Durham City Manager Patrick Baker said he expects police investigators' every step to be second-guessed.
"They have my full confidence," Baker said. "I am satisfied with the direction of this case."
Defense lawyers are taking aim at the police lineup procedure requested by Nifong.
On April 4, lead investigator Sgt. Mark Gottlieb sat the accuser down in front of a large computer screen to view a series of photographs, according to Gottlieb's report on the procedure.
Gottlieb wrote that he told her that she was going to sit at a table and "look at people we have reasons to believe attended the party."
He then displayed each head shot on the screen for one minute, followed by a blank screen, followed by another head shot, and so on.
This identification process led to the indictment two weeks later of two players, Reade Seligmann and Collin Finnerty.

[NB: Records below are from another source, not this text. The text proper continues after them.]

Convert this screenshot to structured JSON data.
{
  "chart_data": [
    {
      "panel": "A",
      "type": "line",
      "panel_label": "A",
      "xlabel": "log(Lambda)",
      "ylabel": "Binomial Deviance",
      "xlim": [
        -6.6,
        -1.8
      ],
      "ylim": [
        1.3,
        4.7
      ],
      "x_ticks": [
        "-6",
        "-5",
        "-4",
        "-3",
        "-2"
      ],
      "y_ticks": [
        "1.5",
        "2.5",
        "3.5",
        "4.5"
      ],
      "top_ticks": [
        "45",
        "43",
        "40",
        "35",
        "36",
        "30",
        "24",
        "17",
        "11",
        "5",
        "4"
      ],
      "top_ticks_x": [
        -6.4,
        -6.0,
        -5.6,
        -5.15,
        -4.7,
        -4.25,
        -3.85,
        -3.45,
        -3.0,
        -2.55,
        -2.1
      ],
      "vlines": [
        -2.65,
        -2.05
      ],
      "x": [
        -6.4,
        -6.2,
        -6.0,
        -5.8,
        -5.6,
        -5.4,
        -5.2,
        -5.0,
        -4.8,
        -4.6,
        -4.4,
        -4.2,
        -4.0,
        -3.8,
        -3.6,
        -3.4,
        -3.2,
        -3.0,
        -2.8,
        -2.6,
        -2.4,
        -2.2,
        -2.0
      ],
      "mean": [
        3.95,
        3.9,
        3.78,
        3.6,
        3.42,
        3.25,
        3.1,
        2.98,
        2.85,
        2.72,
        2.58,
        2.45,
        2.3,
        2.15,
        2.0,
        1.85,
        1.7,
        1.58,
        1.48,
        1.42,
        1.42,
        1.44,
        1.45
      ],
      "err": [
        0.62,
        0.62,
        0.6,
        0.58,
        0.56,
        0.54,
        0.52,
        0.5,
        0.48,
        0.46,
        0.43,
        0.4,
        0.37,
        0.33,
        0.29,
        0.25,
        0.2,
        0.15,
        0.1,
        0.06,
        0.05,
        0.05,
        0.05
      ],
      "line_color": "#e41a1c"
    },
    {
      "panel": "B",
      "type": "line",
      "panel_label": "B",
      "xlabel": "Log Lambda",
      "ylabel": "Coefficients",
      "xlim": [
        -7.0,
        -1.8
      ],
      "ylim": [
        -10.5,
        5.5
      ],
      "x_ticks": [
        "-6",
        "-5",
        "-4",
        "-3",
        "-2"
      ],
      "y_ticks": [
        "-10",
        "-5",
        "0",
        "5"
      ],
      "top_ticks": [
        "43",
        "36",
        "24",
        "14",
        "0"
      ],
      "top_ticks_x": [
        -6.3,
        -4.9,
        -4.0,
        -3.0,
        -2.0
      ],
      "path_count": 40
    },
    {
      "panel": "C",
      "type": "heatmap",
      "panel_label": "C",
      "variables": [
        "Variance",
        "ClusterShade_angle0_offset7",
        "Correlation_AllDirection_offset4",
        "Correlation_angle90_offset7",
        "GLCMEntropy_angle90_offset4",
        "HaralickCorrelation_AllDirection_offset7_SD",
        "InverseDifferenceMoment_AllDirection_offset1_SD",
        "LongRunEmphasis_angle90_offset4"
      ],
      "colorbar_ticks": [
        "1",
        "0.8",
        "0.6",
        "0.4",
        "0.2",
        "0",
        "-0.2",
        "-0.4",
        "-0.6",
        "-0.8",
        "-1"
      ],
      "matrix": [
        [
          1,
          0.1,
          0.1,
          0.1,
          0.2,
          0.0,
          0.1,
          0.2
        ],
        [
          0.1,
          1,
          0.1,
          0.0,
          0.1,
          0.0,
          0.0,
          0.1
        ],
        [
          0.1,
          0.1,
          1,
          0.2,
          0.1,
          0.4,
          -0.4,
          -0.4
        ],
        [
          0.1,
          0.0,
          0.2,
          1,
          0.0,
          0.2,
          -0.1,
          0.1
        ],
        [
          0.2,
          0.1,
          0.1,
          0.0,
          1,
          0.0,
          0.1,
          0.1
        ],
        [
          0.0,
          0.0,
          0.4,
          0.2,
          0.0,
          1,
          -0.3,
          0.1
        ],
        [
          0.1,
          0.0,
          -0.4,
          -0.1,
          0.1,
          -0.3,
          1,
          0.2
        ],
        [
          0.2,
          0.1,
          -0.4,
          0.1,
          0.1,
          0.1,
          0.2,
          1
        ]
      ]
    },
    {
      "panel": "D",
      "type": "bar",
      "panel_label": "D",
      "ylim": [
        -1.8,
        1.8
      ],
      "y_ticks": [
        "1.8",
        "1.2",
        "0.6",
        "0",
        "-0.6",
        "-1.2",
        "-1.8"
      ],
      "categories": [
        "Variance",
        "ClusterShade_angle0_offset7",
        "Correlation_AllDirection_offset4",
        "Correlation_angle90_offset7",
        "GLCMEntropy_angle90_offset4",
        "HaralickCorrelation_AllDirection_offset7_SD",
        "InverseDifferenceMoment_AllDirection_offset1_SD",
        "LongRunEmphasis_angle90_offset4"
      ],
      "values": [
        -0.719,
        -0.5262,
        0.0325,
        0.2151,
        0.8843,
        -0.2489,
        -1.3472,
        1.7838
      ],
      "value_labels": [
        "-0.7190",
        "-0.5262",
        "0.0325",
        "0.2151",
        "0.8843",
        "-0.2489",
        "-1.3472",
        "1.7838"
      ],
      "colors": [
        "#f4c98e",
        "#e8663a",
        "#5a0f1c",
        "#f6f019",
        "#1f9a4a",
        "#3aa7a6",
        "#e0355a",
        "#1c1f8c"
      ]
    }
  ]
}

The lineup procedure ran contrary in two fundamental ways to the police department's General Order 4077 on Eyewitness Identification issued in February.
* Policy calls for an independent administrator to run the lineup, not the primary investigator. This avoids any unintentional influence from the investigator.
* The lineup should include five "fillers" -- people who have no connection to the case -- for every suspect, to protect against faulty identification. If an accuser picks a filler photograph, the defense is certain to challenge that witness's reliability.
Defense attorneys complain that by showing only lacrosse players, and telling the accuser that she would look only at people at the party, police sent the message to pick three of the 46 players.
"The entire process has tainted the identification," said Joseph B. Cheshire V, who represents a team captain who has not been charged. "The identification procedures are constitutionally infirm and would not stand up to legal attack."
Police aren't answering questions about the investigation. Baker, the city manager, said such complaints will be settled in the courtroom and declined to say whether any policies were violated.